Ей не хотелось уходить. Хотелось остаться рядом с нескио, взять его за руку, посмотреть в глаза. Но этого делать было нельзя. Начинало светать. Надо было уходить. Монахини не поняли бы ее, приди она в палатку в мужской одежде.

Она поднялась, тихонько постояла возле нескио, запоминая родные черты, и быстрым шагом направилась на главную городскую площадь, где были разбиты палатки монахинь. Едва она успела накинуть на себя рясу, как в палатку вошла сестра Инез.

— А, это ты! А мне показалось, что в палатку зашел какой-то мальчишка.

Агнесс покачала головой.

— Слушай, ты вся перепачкалась в крови! Можно подумать, ты участвовала в битве!

Агнесс усмехнулась.

— Да, можно подумать, хотя я только помогала укладывать раненых на повозки. Но пойдем к ним.

Они вышли из палатки. На площади на рассыпанной по земле соломе лежало несколько сот раненых. Некоторые молчали, глядя в небо стекленеющими глазами. Их время уходило.

— Где же Феррун? — с горечью воскликнула Агнесс. — Он так нужен здесь!

— Кто это такой? — удивилась Инез. — И как он может нам помочь?

Один из раненых укоризненно заметил:

— Это великий воин, сестра. Разве вы его не знаете?

— Слышала, Агнесс? Я — великий воин! А ты меня попрекаешь черт-те чем!

Агнесс стремительно обернулась. Позади нее в вольной позе стоял, уперев руку в пояс и отставив ногу, Феррун.

— Я никогда о тебе ничего плохого не говорила, неправда!

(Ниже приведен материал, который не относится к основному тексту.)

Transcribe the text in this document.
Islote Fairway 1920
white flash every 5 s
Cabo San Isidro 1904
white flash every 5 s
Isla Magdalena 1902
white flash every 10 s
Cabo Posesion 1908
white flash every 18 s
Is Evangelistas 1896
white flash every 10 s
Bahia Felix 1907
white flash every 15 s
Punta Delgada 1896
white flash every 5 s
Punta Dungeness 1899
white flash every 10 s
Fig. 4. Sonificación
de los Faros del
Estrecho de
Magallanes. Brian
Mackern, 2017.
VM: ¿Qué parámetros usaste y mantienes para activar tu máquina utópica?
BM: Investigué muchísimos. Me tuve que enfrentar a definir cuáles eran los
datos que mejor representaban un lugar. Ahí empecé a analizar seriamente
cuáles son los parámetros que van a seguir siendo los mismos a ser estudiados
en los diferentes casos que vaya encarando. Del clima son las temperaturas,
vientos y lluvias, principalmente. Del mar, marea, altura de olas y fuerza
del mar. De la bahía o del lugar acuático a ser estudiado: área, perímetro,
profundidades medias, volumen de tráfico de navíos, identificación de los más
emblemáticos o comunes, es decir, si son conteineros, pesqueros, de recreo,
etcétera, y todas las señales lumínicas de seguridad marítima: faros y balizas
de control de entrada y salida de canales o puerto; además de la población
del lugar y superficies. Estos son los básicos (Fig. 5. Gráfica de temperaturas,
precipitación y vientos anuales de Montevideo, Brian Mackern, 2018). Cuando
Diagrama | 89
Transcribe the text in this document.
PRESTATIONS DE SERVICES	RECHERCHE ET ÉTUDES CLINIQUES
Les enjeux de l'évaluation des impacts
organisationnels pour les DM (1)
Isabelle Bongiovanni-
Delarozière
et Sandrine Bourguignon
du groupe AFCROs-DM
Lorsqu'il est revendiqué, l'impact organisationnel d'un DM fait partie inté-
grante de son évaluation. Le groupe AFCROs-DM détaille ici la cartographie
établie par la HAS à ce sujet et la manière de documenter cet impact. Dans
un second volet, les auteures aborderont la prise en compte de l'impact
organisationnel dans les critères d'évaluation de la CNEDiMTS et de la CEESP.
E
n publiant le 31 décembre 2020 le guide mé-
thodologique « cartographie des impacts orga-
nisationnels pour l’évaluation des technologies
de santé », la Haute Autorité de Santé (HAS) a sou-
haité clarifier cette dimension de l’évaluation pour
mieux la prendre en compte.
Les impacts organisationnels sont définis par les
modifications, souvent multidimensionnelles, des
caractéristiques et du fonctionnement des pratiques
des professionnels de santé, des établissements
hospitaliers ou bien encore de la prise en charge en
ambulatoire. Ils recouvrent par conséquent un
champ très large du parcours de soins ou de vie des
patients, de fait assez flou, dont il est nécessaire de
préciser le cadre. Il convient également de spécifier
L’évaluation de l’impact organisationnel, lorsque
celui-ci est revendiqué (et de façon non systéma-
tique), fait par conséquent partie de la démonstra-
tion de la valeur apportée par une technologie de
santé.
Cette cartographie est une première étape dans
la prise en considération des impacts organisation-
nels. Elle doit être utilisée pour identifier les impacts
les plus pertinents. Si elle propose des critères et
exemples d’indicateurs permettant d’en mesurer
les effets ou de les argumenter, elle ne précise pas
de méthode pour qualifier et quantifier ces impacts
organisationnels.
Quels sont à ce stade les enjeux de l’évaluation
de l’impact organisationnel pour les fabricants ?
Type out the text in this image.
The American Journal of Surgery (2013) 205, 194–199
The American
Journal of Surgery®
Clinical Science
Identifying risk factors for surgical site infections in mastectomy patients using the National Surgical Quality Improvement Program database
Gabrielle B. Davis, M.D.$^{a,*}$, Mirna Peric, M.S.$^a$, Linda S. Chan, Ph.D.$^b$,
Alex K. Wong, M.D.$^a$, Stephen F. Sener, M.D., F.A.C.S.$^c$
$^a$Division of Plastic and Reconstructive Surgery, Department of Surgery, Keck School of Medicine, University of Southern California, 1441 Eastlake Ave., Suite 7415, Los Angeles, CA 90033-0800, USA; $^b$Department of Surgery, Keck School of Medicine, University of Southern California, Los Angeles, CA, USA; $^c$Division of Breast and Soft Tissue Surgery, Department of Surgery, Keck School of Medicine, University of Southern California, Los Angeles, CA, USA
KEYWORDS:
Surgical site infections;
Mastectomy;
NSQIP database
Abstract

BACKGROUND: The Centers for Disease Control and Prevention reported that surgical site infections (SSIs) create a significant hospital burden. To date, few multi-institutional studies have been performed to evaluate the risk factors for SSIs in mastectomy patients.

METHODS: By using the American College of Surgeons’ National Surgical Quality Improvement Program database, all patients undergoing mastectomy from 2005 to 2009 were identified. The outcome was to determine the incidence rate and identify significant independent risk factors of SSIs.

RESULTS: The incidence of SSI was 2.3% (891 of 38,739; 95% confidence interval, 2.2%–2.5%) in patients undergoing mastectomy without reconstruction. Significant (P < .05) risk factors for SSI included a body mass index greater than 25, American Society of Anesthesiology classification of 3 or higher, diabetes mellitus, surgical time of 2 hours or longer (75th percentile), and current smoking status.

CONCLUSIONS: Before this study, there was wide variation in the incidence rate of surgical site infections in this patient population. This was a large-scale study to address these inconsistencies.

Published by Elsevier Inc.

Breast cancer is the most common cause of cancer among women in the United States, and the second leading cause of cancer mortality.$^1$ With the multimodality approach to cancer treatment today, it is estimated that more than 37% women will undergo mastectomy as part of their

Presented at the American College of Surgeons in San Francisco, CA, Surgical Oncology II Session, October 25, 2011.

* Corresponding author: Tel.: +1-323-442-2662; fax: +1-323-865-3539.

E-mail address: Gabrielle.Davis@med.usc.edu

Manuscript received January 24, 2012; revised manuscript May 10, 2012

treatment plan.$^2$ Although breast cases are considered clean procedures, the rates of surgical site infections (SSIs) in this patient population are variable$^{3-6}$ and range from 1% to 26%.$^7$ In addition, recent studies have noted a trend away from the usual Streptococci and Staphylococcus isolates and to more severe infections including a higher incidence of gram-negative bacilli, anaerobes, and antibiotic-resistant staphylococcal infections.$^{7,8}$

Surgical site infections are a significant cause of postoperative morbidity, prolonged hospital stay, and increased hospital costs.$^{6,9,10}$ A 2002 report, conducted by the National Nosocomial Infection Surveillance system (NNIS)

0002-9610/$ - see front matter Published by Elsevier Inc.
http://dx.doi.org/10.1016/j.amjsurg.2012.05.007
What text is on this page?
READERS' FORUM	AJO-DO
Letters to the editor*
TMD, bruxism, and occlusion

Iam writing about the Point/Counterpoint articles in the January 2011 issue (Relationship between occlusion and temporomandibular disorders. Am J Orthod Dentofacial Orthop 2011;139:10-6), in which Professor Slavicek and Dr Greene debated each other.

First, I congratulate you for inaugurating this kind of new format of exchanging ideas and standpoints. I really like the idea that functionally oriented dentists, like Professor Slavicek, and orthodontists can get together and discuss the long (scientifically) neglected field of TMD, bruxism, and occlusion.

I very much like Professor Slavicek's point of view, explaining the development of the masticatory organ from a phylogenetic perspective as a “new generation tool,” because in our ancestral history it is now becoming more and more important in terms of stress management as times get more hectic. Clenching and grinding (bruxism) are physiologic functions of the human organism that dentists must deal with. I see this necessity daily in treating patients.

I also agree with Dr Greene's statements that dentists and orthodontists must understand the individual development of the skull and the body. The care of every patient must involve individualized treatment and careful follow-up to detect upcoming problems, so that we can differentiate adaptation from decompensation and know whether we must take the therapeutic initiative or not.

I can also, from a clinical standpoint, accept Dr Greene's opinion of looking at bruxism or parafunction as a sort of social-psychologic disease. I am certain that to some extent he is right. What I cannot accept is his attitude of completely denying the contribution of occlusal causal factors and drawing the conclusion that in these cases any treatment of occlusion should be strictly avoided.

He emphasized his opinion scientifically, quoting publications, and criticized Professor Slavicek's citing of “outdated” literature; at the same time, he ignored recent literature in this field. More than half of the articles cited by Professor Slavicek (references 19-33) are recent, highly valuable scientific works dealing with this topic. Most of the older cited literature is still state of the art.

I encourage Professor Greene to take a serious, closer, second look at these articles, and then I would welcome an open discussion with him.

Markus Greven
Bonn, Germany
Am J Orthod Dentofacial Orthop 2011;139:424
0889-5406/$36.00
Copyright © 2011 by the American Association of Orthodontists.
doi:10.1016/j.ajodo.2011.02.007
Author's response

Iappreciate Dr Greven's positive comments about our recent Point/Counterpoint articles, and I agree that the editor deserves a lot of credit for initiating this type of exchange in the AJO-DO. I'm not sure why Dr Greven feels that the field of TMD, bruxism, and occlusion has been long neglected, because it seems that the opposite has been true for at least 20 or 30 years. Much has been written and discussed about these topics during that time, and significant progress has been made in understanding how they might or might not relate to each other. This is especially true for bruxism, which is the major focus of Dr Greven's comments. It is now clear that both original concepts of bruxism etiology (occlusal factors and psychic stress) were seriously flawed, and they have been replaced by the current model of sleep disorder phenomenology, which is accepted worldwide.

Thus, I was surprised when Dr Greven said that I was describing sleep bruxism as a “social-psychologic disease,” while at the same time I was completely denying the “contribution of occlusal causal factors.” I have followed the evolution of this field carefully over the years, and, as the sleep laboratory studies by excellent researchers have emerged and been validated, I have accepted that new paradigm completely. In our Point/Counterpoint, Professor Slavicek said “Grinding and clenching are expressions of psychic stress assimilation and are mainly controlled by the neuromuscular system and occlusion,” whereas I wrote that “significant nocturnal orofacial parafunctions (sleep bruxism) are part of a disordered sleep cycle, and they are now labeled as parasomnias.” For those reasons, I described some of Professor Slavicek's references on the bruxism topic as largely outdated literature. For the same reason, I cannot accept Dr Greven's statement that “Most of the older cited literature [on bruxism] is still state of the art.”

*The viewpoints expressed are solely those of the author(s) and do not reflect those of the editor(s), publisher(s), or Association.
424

— Да? А чего ты полезла в самую гущу сражения, скажи мне на милость? Мне приходилось больше за тобой следить, чем сражаться! Если б не я, тебя раз пять могли просто зашибить, как котенка!

Сестра Инез с негодованием уставилась на Агнесс.

— Зачем ты мешала воинам, Агнесс?

Ферруну это не понравилось.

— Она не мешала, она сражалась. Она и сама уложила с десяток врагов. А вот что делала в это время ты? Безмятежно спала в своей постельке?

Предотвращая ссору, Агнесс поспешно спросила:

— Где твоя чудодейственная сажа, Феррун?

Тот с непроницаемым видом завернулся в плащ, делая вид, что не слышит.

— Феррун, давай будем спасать раненых! И я обещаю тебе, что после войны я сама поеду в замок и помогу тебе набрать этой твоей сажи.

Он расхохотался.

— Ладно, убедила! Она осталась в перемете моей лошади. Где она, кстати?

Он быстро пронесся мимо них и исчез с глаз долой. Сестра Инез сумрачно посмотрела на Агнесс.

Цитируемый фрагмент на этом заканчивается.